Terminamos o dia bem na altura do cotovelo, aquela primeira grande curva que o Itaimbezinho faz em direção ao leste e que se observa em cima, no Mirante do Cotovelo, no final da trilha homônima. A nossa direita descia a água da Cachoeira Véu de Noiva, vista de cima no mirante do Cotovelo. Contrariamente ao caso da cachoeira das Andorinhas, aqui não se forma um poço devido ao vale ser mais largo e o  volume de água ser menos. Assim foi tranquilo a passagem pela base desta imponente queda de mais de 700 metros. Lá escolhemos as pedras mais altas e nos instalamos para comer e dormir, já que a prudência dizia que qualquer chuva forte nas cabeceiras do rio Perdizes poderia inundar o vale rapidamente. A noite passou tranquila, sem incidentes e apenas com o murmúrio do rio se debatendo contra as pedras do seu leito. Fiquei olhando aquela faixa estreita de estrelas que se abria acima de nós e senti a opressão e o encanto do elemento natural pouco convencional.

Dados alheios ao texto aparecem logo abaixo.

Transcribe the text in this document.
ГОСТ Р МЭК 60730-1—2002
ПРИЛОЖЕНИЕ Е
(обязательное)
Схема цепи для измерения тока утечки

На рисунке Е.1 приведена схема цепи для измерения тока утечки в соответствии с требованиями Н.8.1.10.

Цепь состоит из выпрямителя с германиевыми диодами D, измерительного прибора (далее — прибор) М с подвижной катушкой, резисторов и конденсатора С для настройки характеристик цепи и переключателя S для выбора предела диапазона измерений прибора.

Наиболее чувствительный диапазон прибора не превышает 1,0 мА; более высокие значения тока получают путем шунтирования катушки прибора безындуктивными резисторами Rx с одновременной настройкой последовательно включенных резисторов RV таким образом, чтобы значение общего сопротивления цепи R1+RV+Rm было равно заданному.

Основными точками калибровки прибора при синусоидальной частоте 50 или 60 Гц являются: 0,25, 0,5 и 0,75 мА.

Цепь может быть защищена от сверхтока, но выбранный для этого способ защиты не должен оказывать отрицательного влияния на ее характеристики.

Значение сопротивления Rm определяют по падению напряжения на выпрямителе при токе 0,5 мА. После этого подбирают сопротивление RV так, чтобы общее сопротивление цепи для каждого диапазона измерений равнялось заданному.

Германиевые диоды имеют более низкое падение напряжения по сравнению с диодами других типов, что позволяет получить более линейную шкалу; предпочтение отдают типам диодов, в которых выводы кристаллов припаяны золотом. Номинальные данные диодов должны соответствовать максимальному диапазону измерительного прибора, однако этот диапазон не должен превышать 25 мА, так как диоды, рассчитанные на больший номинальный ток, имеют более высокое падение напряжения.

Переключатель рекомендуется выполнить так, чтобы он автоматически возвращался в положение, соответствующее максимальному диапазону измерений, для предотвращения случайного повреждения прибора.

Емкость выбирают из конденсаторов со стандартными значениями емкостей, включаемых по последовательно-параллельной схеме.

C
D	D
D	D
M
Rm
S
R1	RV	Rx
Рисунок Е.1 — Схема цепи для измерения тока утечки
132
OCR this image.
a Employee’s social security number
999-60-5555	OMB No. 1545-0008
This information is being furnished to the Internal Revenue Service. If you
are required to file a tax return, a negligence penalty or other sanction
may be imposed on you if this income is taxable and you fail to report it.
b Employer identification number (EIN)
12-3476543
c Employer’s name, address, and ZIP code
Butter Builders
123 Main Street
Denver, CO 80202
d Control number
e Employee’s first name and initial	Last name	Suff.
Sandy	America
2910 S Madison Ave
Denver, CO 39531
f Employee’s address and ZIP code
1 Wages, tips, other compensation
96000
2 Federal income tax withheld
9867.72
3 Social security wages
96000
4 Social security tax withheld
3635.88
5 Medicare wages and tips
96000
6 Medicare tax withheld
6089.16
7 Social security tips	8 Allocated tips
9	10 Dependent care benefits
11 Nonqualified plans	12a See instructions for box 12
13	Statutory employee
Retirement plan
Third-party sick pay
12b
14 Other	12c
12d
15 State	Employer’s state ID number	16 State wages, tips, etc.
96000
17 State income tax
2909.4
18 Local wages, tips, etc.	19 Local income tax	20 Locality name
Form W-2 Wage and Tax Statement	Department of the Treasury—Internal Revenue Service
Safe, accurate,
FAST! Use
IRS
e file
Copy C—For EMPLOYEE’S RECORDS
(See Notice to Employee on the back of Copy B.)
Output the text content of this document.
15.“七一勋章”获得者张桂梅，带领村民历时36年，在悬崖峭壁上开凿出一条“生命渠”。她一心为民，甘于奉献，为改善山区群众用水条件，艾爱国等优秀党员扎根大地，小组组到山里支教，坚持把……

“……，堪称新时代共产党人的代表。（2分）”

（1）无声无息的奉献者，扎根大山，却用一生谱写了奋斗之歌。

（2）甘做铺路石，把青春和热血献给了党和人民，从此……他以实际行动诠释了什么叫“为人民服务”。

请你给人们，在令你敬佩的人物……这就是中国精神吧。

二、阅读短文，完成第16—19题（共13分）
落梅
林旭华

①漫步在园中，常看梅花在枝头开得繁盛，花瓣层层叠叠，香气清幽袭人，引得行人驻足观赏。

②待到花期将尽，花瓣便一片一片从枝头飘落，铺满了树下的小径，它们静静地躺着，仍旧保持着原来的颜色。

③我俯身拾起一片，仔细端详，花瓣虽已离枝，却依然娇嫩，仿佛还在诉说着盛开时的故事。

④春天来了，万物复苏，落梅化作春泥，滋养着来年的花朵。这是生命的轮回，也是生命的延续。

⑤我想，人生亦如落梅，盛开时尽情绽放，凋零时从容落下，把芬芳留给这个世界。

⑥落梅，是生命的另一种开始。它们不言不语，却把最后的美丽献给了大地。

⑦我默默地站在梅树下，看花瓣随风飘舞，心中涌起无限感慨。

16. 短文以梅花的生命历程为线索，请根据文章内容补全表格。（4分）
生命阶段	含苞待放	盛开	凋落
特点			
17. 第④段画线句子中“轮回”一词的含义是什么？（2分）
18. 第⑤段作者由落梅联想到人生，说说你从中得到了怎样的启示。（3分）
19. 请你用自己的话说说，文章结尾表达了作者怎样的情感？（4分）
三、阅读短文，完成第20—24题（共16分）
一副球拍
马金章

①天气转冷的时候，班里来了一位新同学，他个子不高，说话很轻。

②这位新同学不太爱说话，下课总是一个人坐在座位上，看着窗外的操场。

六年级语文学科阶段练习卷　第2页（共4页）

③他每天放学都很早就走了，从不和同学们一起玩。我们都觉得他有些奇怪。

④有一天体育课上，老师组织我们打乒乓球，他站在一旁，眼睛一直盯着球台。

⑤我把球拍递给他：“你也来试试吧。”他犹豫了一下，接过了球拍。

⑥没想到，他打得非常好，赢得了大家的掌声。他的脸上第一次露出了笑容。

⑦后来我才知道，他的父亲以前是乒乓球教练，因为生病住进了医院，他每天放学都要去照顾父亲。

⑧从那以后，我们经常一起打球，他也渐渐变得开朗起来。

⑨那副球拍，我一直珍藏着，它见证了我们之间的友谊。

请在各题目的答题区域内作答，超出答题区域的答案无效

Na manhã seguinte continuamos caminhando pelo leito do rio e notamos uma progressiva abertura da parte superior do cânion, indicando seu alargamento natural. Sem vestígio algum de pessoas e raros animais, seguimos o dia todo em uma caminhada mais tranquila, com pedras menores e o rio um pouco mais largo, o que foi facilitando o deslocamento do grupo. Muitos lugares para se tomar bons banho e inúmeras cachoeiras menores enfeitam todo o trajeto, ficando impossível saber seus nomes, com exceção das duas citadas no primeiro dia que são as maiores.  Num determinado ponto encontramos as maiores gúneras, também conhecidas com urtigão, que já vi até hoje. Cada uma de suas folhas gigantes tinha mais de dois metros de largura, podendo envolver completamente um de nós. São plantas raras e que só se desenvolvem nestas gretas dos aparados da serra e em alguns locais do Andes.


Final do segundo dia e todos feliz, sujos, molhados, saudáveis e famintos, chegamos a civilização, e nos vimos em pleno centro da cidade de Praia Grande, em Santa Catarina onde passamos a noite, que já chegava pesada e negra. Pela manhã seguimos de ônibus até Torres e de lá para Porto Alegre. Nos últimos lugares de trás do ônibus estava um grupo de jovens esfarrapados, sujos, com mochilas e roupas ainda molhadas mas com uma felicidade absurda na alma, algo que nunca mais se apagou de nenhum de nós.